Nor does the alternative segregation calculation affect only foreign customers, since any resulting shortfall is shared by all customers. American customers of MF Global have lost approximately $900 million, and foreign customers about $700 million, according to Mr. Koutoulas.
“It’s obvious that the alternative calculation let firms understate the segregation requirements,” Mr. Koutoulas said. “The industry lobbied aggressively to introduce loopholes so firms could be more aggressive with customer funds. At MF Global, cash management was designed and carried out at every level of the firm to use customer money as a piggy bank to fund the firm’s operations. They were deliberately and systematically taking customer money to fund their operations.”
The alternative calculation not only jeopardized customer assets, but also obscured MF Global’s mounting problems and shielded the firm from regulators.
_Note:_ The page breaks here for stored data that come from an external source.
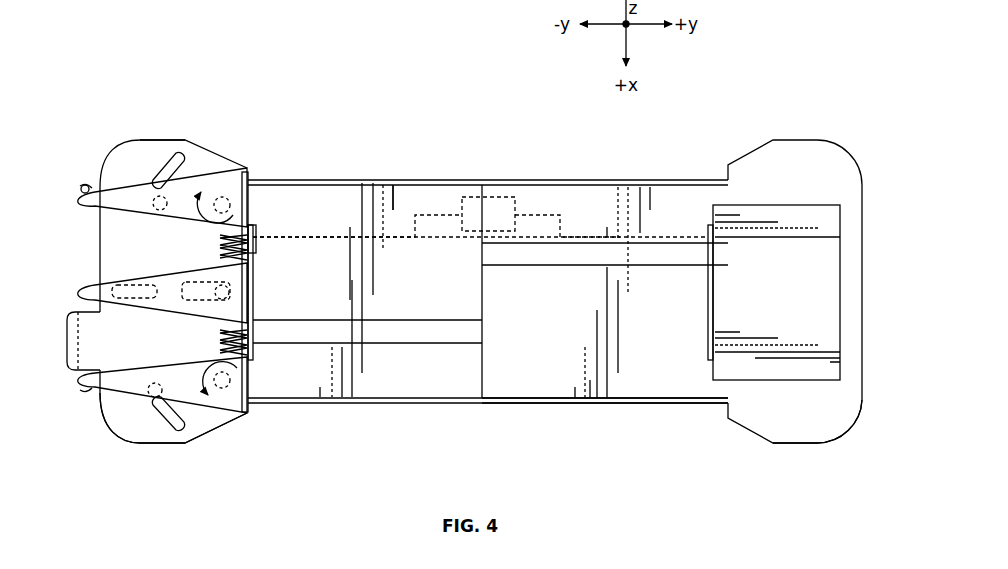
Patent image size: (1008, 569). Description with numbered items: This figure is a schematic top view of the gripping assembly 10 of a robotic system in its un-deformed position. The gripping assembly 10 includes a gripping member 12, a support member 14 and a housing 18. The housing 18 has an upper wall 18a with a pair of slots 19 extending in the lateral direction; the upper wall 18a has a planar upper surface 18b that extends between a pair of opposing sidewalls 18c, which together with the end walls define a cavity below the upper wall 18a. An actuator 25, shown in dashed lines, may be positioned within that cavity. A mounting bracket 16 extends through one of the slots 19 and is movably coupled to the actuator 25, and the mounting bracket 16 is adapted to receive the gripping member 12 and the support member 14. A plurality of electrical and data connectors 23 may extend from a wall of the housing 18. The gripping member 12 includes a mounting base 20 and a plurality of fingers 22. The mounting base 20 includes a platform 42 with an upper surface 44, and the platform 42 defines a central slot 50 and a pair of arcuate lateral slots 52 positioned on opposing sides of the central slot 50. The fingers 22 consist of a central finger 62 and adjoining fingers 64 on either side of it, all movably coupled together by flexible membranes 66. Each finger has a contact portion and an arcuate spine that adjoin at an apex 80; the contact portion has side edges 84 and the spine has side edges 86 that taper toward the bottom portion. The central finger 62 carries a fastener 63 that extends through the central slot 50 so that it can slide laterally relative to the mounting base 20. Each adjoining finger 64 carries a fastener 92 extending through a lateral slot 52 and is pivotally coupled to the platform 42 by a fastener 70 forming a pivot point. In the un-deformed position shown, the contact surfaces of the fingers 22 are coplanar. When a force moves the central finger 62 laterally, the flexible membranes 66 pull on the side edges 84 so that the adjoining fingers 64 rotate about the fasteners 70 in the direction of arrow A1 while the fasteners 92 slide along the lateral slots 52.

The gripping assembly 10 is at (306, 93).
The gripping member 12 is at (84, 163).
The support member 14 is at (850, 142).
The mounting bracket 16 is at (252, 247).
The housing 18 is at (362, 405).
The upper wall 18a is at (576, 205).
The upper surface 18b is at (668, 388).
The opposing sidewalls 18c is at (394, 182).
The slots 19 is at (578, 266).
The mounting base 20 is at (105, 430).
The fingers 22 is at (200, 410).
The electrical and data connectors 23 is at (62, 345).
The actuator 25 is at (491, 186).
The platform 42 is at (140, 445).
The upper surface 44 is at (133, 432).
The central slot 50 is at (180, 272).
The lateral slots 52 is at (158, 180).
The central finger 62 is at (70, 285).
The fastener 63 is at (254, 290).
The adjoining fingers 64 is at (83, 190).
The flexible membranes 66 is at (220, 242).
The fastener 70 is at (224, 198).
The apex 80 is at (68, 202).
The side edges 84 is at (268, 237).
The side edges 86 is at (83, 212).
The fastener 92 is at (150, 197).
The arrow A1 is at (200, 193).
The commodity commission was aware that MF Global was using the alternative calculation in the daily segregation reports it submitted to the agency as well as the CME. But MF Global officials also calculated the net liquidating amount — the real amount it owed customers — and withheld that number from regulators while circulating it internally. According to Mr. Giddens’s report, that calculation showed a glaring shortfall in the firm’s waning days. Jeff Malec, chief executive of Attain Capital Management in Chicago, pointed out, “The alternative calculation methodology functionally allowed MF Global to live on borrowed time — presenting themselves as more stable than they really were until the clock ran out.”
To its credit, the commodity commission is taking action. This month the commission sent a letter to all regulated futures brokers telling them the agency expects them to use the net liquidating calculation — and not the alternative calculation — for all accounts, American and foreign, “pending adoption of the new rules.” It said those new rules would include “the elimination of the Alternative Method.” The letter also said that all firms still using the alternative method had agreed to discontinue using it.
It remains to be seen if the alternative method will also serve as an escape hatch from liability for MF Global’s top officials, who remain under investigation for possible criminal and civil actions. They and their lawyers will surely argue that taking customer funds cannot be a crime or a fraud if it was sanctioned by the commodity commission rules.
But in Mr. Malec’s and Mr. Koutoulas’s views, the officials shouldn’t be allowed to hide behind the calculation. Based on the trustee’s report, “they knew they were in trouble long before the public knew, and some of the decisions made in the final hours showed blatant disregard for the law,” Mr. Malec said. Mr. Koutoulas was more vehement: “I unequivocally think crimes were committed.”
Whatever the outcome, MF Global will be a sorry chapter in the history of federal regulation. The alternative method blatantly put the interests of regulated firms over their customers, and it never should have been enacted. That it now seems likely to be repealed may be a “silver lining,” Mr. Malec said. “The whole scandal really opened the eyes of the futures industry participants. Everyone had assumed that segregated funds were sacred, and why not? Prior bankruptcies had always been resolved without clients losing money. MF Global was a disaster, but we believe the end result will be a stronger, better futures industry.”